I have this configuration :
variable "sub_list" {
type = "map"
default = {
"data.dev" = ["data1", "data2", "data3", "data4"]
"data.dev2" = ["data1", "data2", "data3", "data4"]
}
}
resource "random_shuffle" "az" {
input = "${var.sub_list[local.data]}"
result_count = "${length(var.VM_count)}"
}
data "vsphere_sub" "sub" {
count = "${length(var.VM_count)}"
name = "${random_shuffle.az.result[count.index]}"
}
resource "vsphere_virtual_machine" "VM" {
name = "${var.VM_name}
folder = "${var.folder}"
count = "${length(var.VM_count)}"
sub_id = "${element(data.vsphere_sub.sub.*.id, (count.index)%length(data.vsphere_sub.sub.id))}"
num_cpus = "${var.VM_vcpu}"
memory = "${var.VM_memory}"
}
When I launch with VM_count=2 for example, I expect to have a subnet for every VM but it creates the 2 VMs in the same subnet, and it shuffles just one time and not 2. How we could select randomly an item from a map based on the number of VMs to be created ?
Thank you for your help
A couple issues. You cannot get the length of a number so this
count = length(var.VM_count)
should be
count = var.VM_count
Unsure what this line's intention is but this
sub_id = element(data.vsphere_sub.sub.*.id, (count.index)%length(data.vsphere_sub.sub.id))

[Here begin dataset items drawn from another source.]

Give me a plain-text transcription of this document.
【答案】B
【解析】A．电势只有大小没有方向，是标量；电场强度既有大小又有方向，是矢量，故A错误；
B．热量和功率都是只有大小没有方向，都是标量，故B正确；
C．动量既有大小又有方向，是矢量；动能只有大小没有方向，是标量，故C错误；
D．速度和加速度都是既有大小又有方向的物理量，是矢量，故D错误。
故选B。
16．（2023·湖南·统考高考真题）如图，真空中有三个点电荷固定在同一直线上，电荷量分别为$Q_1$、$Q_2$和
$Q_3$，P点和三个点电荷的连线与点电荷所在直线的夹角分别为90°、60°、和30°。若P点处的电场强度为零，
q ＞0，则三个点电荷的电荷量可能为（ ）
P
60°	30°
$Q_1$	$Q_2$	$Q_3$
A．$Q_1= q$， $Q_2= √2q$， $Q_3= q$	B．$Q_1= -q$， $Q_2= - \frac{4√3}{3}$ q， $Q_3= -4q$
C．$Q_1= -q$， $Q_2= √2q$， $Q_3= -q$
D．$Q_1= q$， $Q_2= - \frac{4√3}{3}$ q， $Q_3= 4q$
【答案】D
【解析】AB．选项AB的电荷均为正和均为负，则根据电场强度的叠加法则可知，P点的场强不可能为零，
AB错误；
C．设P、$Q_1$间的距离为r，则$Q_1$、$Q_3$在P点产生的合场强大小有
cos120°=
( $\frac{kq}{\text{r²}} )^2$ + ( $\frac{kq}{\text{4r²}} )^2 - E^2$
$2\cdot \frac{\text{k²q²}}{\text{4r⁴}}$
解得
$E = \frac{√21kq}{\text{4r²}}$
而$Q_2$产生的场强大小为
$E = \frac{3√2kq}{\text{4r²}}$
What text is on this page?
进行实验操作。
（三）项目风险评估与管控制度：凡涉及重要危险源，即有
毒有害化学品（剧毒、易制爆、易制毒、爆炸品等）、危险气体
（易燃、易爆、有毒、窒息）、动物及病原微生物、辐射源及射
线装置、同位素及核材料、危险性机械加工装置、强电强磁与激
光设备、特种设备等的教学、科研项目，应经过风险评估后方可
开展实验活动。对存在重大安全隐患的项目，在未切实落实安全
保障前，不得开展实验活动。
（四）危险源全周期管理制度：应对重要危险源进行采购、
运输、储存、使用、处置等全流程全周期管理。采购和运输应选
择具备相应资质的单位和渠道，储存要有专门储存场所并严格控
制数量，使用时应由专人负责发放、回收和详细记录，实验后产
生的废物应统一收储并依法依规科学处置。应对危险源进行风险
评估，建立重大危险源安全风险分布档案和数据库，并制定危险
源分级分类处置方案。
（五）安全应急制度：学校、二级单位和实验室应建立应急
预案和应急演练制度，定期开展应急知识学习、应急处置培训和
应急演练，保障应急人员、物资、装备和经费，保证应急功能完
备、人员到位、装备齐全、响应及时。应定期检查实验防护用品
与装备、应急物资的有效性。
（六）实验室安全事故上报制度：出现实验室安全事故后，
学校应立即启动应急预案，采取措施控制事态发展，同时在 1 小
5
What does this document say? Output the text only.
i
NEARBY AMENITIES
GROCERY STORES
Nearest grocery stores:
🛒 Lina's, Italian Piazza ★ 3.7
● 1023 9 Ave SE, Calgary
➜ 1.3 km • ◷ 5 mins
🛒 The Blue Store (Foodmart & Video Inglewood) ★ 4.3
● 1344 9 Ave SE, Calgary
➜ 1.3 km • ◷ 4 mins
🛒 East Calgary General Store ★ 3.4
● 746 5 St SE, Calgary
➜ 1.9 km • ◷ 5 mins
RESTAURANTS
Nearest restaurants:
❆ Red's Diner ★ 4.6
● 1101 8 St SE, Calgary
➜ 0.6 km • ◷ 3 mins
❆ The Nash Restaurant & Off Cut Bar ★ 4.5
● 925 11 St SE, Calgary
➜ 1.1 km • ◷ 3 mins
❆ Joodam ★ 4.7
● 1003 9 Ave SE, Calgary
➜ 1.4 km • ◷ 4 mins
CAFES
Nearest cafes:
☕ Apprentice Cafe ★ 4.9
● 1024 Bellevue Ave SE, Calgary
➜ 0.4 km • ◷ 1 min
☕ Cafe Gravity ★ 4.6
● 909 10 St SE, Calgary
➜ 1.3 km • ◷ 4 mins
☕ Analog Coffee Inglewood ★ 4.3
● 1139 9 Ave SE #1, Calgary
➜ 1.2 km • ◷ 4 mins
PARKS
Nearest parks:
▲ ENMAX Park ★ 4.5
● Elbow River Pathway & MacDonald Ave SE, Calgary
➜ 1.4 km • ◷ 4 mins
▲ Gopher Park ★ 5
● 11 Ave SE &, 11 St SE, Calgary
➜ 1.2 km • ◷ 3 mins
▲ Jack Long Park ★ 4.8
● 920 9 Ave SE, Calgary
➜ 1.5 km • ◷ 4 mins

should be this if we want a different subnet
sub_id = element(data.vsphere_sub.sub.*.id, count.index)
so the final result would be
resource "random_shuffle" "az" {
input = "${var.sub_list[local.data]}"
result_count = "${var.VM_count}"
}
data "vsphere_sub" "sub" {
count = "${var.VM_count}"
name = "${random_shuffle.az.result[count.index]}"
}
resource "vsphere_virtual_machine" "VM" {
name = "${var.VM_name}"
folder = "${var.folder}"
count = "${var.VM_count}"
sub_id = "${element(data.vsphere_sub.sub.*.id, count.index)}"
num_cpus = "${var.VM_vcpu}"
memory = "${var.VM_memory}"
}
Now when you apply with a VM_count=2, it should grab 2 random subnets from sub_list and create 2 VMs with each having a different subnet.